On the descent, we may rappel to descend to more walkable terrain. We'll descend to high camp, and then down to our moraine camp in about 4-6 hours (or about half of our ascent time). This will be the longest day of our trip, about 14-18 hours.

Eat a quick dinner and then drop into bed!
In the morning, we'll return to the trailhead and then transfer from there back to Huaraz. The afternoon is free, with climbers usually resting, cleaning gear, and catching up with family and friends on the Internet.
Day 21From moraine camp, our team will descend to base camp, pack up, and then take the short walk back to the road. Our transportation will show up shortly afterwards, and we'll make the drive back to Huaraz. Time to the trailhead will be around 4-6 hours.

We'll wrap up our mini-climbing expedition with a final dinner in town, and prepare for our drive to Lima the next day. Celebrate and connect with loved ones back home!
There is an extra day in the itinerary here that could be used for acclimatization on Pisco, or used as a weather day, or perhaps could also be used to split the load carry to our high-camp. We may also want to spend another night at high camp after the climb. In summary, with this extra day, we'll have more options on the mountain, which will be helpful to craft the most successful and fun experience.

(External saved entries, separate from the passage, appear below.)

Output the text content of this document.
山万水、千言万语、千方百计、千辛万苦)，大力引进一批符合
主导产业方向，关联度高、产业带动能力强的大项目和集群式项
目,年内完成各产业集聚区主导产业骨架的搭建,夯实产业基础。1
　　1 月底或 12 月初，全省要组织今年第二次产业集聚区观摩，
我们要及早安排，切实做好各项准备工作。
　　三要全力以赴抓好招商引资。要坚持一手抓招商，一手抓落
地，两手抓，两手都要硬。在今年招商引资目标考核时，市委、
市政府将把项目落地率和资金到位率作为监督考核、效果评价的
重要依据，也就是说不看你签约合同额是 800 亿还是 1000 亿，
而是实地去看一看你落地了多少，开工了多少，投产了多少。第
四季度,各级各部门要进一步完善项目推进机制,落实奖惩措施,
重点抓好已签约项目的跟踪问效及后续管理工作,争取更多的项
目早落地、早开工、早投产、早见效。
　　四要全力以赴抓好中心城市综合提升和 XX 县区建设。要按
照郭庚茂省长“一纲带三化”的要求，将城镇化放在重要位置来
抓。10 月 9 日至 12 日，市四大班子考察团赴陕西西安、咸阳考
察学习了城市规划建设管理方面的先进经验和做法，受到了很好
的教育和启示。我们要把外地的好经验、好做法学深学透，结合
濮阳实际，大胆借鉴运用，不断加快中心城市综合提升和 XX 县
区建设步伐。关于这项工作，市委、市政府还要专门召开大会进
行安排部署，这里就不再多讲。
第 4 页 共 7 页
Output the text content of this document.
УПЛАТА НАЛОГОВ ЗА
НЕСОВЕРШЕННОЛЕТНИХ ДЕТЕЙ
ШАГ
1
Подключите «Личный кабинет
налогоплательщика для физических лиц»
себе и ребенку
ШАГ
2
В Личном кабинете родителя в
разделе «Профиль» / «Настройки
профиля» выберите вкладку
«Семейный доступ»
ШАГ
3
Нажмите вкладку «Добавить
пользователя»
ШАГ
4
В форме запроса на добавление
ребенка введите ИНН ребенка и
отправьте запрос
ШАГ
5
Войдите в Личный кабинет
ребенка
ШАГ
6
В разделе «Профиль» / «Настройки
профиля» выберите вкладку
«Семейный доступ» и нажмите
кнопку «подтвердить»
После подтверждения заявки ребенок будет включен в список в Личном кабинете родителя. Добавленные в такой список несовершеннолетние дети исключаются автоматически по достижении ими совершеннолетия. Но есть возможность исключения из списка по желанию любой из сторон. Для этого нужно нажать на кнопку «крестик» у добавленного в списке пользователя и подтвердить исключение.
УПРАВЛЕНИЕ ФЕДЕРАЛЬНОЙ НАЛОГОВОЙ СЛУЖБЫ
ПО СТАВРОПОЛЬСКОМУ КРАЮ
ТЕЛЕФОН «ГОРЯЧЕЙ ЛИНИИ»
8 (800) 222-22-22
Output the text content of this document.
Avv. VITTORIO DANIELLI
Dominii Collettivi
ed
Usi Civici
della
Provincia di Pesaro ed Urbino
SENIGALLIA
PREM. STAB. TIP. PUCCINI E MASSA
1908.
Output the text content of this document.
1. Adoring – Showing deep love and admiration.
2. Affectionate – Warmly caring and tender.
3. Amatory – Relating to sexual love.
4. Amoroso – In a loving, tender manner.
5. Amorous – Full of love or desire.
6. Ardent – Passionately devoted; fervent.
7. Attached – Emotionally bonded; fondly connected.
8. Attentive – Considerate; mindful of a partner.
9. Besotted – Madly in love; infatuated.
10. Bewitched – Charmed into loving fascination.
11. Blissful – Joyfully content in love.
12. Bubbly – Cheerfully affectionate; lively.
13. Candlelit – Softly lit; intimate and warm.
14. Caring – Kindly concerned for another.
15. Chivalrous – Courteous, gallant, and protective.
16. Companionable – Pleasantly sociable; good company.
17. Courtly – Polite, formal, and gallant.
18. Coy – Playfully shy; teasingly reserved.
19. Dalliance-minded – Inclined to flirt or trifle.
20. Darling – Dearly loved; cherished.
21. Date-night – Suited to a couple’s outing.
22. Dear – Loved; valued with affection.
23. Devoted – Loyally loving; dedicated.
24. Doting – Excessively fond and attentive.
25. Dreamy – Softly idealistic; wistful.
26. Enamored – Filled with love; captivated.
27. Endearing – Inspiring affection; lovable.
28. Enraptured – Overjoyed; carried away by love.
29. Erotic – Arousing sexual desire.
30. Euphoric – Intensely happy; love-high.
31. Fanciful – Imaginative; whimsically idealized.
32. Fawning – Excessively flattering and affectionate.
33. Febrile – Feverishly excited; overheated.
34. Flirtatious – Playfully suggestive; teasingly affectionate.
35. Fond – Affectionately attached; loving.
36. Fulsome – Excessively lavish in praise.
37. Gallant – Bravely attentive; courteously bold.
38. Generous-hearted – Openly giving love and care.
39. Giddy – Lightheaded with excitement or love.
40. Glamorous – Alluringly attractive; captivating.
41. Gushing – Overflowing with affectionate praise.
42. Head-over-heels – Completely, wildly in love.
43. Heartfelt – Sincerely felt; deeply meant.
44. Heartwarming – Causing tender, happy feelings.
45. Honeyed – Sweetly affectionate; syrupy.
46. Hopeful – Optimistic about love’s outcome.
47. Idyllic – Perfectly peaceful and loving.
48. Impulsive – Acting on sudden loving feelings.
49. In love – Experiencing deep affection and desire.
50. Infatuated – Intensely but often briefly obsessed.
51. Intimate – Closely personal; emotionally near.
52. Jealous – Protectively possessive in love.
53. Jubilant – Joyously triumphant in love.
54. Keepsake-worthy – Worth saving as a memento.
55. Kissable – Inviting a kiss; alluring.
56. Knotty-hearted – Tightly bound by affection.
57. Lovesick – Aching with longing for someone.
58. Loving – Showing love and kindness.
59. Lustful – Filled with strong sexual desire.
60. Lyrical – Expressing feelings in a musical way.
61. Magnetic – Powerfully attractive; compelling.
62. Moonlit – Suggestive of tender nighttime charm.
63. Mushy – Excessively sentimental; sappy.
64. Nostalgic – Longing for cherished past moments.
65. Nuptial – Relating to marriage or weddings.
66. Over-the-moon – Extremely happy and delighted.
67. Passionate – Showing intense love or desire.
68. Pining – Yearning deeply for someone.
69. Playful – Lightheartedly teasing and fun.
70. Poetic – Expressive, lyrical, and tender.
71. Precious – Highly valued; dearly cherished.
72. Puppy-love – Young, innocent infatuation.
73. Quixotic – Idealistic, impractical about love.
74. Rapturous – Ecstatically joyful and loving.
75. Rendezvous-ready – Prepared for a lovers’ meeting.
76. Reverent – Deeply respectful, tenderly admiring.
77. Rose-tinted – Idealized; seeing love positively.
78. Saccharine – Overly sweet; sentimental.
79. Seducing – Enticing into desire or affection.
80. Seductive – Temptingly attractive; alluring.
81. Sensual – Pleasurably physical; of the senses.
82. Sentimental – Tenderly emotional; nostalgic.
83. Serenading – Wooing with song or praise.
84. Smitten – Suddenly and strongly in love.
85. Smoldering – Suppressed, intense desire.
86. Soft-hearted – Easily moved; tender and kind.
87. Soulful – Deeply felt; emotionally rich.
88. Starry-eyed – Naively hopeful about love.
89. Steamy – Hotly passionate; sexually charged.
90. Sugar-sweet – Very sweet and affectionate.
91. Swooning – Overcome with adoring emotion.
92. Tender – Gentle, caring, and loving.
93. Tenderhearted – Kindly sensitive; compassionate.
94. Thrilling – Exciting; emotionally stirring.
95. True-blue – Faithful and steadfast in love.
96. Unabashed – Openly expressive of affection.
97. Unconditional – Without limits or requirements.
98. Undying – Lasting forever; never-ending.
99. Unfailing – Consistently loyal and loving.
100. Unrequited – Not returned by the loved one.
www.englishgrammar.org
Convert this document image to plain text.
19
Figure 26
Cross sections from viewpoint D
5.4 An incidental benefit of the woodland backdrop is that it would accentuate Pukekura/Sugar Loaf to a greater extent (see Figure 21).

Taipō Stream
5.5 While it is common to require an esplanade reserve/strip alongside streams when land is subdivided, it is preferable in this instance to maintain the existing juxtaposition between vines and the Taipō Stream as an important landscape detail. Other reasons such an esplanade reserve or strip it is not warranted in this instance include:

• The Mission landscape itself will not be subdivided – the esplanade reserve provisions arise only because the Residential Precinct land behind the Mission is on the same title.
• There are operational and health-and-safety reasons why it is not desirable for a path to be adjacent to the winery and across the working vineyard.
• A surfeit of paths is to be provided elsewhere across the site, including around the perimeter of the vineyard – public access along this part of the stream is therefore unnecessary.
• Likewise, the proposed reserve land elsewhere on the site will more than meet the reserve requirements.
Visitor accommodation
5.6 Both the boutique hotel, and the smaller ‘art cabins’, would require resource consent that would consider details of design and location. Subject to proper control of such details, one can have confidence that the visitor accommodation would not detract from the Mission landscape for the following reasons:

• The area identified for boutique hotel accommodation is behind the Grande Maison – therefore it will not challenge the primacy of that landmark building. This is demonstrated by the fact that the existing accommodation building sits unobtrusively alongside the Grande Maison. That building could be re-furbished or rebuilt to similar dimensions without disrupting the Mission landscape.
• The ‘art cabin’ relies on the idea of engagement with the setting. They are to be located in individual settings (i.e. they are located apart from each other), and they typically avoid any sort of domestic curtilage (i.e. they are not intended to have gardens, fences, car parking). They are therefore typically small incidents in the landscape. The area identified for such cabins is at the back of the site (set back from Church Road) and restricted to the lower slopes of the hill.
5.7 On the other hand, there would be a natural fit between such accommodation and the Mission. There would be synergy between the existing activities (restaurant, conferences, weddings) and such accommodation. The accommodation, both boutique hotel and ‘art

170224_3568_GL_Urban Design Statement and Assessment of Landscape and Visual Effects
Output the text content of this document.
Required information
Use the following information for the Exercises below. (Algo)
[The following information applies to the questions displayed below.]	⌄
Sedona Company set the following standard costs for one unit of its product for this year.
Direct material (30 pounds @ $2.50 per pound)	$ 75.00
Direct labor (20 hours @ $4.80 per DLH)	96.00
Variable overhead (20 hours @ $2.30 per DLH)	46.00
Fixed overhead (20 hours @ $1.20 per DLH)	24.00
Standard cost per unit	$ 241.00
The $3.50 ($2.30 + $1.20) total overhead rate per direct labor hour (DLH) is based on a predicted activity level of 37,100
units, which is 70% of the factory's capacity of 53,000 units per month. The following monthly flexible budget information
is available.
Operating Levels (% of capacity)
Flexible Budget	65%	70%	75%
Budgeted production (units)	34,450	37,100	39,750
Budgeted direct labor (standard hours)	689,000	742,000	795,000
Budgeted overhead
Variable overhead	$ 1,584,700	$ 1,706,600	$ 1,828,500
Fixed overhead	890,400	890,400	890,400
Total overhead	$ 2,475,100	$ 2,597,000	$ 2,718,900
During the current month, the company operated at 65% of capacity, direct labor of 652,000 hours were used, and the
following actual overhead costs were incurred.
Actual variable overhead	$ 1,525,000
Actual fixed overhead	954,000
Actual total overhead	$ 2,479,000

Yannapaccha is also an option as a continuation, if we end up doing Pisco. It will all depend on conditions, weather, interest, fitness, and team experience.

Return to Huaraz; celebrate with a group dinner and pack for our trip homeward bound.
NOTE about Day 20-21: If we happen to return to Huaraz on Day 20/21, there is an option to tour ancient Inca sites above town and then do some last minute shopping in town. In the evening, we'll have a celebration dinner in a local restaurant and put the finishing touches on a fantastic experience in Peru.
Day 22Like the trekkers who left Huaraz earlier in the trip, we will have some time for some early morning shopping before our departure for Lima, drive 8 hours+ to the airport. We'll stop by the beach again for lunch, then make our way to the airport for late flights home.
Day 23Our climbing team arrives home this day, with reunions with family and friends. Celebrate life!